土下座している姿を見て、少しは溜飲が下がったわ。

「まあ、私も前時間枠でシナリオ通りとはいえ自分がやらかしたことに思うところはあるわ。民への償いの意味も含めて協力するわ。」

『っ、ありがとう!!恩に着ます!』

頭を勢いよくガバッと上げて、レインは満面の笑みを浮かべた。

「ねえ、レイン。私…皇帝になるわ。この国を根こそぎ変えるのであれば、それしか道はない。」

女が皇位を手に入れることができないのが、現状だけれども。

まだ、今の時間枠では私は10歳。

原作の皇后になるまでにはまだまだ時間がある。

その間に私自身の権力を底上げし、最終的には…

『うん、僕もそれが一番いいと思っていたんだ。でも…』

レインが言葉を切って心配そうな顔を私に向けた。

言いたいことはわかるわ。

「そうね。いろいろ、お掃除が必要になるわね。」

皇帝、皇后と摂政一派を一掃する必要がある。

正直、皇后と対峙するのは怖いわ。

権力でも、物理的な力でも敵わないことはわかっている。

…でもそれをしなければ、内政を立て直すことは不可能。

『大変な役回りを押し付けて、面目ない。』

「いえ、これは私の意思よ。あなたに頼まれたからではなく、私のために皇帝になるの。」

そう。これは、私自身の戦い。

抗わなければまた民を無意味に殺し、結局私もまた殺される。

私は私を救うために皇帝になるわ。

『僕から一つ助言を。皇帝になるならば、皇弟を味方につけるといい。』

皇弟、か。

そうか、今の時間枠ではまだ生きているのね。

「ありがとう、そうするわ。…あら?」

ふと、私の手を見るとうっすらと透けていた。

『…そろそろ、時間だ。』

「私の本体の意識が覚醒しかけているってこと?」

『そうだよ。察しがよくて、助かる。』

そう言ってレインは私に手を差し出した。

私もレインに手を差し出す。

そうして、握手した。

『僕は君の味方だよ。』

「当り前じゃない、味方じゃなかったらぶっ飛ばすわよ。」

『こっわ。』

そう言っている間にも、私の体はどんどん透けていく。

「『またね。』」

二人でそう言って、笑いあって。





『行っちゃったか…。
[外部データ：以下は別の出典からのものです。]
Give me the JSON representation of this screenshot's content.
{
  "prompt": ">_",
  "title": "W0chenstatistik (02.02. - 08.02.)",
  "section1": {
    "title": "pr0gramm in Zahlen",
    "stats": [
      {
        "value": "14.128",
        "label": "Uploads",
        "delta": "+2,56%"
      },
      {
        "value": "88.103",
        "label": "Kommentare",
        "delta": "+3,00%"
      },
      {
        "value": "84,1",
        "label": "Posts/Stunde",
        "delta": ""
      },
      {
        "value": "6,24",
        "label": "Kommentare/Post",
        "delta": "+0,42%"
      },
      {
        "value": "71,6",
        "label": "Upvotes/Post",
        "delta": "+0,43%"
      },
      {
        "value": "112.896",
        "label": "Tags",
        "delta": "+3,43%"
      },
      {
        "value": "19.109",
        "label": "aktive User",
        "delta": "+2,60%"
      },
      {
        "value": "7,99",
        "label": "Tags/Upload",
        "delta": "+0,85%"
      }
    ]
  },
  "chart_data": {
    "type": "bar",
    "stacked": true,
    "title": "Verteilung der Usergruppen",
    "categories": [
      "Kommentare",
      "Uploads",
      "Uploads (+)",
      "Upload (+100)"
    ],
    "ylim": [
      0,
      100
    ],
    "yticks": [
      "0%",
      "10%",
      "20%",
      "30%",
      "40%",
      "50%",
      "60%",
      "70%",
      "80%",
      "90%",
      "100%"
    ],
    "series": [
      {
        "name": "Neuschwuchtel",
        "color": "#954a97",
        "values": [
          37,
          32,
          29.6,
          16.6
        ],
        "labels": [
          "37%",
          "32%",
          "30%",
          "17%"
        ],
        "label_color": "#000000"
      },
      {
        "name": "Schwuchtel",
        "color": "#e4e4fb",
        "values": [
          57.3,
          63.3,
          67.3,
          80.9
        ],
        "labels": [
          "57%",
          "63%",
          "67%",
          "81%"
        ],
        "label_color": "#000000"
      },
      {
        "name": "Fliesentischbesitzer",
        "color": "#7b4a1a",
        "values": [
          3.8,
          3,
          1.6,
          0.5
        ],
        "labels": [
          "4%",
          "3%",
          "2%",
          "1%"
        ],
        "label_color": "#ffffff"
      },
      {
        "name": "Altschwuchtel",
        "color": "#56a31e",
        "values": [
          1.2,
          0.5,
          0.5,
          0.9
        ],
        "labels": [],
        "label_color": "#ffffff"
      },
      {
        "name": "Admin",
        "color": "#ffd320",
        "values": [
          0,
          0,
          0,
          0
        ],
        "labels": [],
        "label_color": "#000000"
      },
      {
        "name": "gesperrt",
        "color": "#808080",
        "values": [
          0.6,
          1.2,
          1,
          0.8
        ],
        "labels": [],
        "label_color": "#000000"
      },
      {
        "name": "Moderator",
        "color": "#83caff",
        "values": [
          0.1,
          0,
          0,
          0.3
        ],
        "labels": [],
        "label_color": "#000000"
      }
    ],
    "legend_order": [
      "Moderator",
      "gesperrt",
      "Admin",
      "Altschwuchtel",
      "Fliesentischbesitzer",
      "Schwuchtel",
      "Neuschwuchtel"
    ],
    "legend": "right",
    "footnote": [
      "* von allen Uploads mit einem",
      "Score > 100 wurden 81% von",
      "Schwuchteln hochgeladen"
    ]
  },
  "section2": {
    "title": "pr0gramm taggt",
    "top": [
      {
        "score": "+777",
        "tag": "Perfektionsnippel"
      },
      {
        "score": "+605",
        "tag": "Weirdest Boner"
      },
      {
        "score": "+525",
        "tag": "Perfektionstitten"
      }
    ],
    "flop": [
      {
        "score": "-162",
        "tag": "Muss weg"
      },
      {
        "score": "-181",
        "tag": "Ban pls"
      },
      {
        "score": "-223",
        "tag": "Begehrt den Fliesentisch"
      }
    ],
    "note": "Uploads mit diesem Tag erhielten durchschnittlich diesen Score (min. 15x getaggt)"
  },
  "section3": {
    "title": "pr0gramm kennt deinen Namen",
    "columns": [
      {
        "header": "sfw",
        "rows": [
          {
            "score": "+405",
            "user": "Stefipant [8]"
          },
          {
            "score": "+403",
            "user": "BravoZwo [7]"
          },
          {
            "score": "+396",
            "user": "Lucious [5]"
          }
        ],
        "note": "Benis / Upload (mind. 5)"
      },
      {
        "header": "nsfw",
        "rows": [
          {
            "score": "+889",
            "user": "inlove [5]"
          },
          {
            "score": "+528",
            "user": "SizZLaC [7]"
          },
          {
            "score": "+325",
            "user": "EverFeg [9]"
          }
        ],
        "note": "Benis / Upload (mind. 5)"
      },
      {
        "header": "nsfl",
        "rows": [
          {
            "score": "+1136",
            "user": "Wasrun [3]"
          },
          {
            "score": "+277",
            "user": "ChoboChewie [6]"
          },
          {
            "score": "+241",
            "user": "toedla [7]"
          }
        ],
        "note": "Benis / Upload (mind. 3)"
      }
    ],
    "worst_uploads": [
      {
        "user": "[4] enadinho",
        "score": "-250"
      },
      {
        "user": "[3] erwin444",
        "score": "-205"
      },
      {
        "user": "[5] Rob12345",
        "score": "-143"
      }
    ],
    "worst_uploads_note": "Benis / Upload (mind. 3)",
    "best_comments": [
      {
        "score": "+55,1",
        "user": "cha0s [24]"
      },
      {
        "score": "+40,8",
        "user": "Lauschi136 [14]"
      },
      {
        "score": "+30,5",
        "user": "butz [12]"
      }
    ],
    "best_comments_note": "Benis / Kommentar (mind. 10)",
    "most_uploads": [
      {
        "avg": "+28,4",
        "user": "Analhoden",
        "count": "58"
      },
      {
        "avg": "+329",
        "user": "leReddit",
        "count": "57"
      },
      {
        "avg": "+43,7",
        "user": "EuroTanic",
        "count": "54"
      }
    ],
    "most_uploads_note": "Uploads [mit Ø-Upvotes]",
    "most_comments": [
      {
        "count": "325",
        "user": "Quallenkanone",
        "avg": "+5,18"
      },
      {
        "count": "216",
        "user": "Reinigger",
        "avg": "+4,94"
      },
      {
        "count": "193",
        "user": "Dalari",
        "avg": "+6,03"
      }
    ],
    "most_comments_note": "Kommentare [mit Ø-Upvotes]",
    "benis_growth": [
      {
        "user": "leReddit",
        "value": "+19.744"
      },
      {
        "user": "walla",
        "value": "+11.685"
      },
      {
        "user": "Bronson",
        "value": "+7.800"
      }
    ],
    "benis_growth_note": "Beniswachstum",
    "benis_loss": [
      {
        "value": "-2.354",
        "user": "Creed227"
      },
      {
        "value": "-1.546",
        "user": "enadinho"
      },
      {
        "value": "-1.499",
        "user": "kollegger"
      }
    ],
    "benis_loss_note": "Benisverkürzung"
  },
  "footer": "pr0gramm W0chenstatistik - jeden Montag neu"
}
』

レインは残っているティーセットを見て切なげに微笑んだ。

視線の先にはさっきまでアスメリアが座っていた席。

約1500年ぶりに人と話して楽しかったからか、思わず再会の挨拶をしてしまった。

ここに呼ぶと、力を大量に使うから疲れるんだけど。

「…でも、僕の力が復活してからもう一回。」

今度は突然連れてくるのではなく、事前にお誘いして。

茶葉もお茶菓子もとっておきのものを用意しておこう。

一人ぼっちの空間の中。

夜空の星の一つが少し、明るさを増した。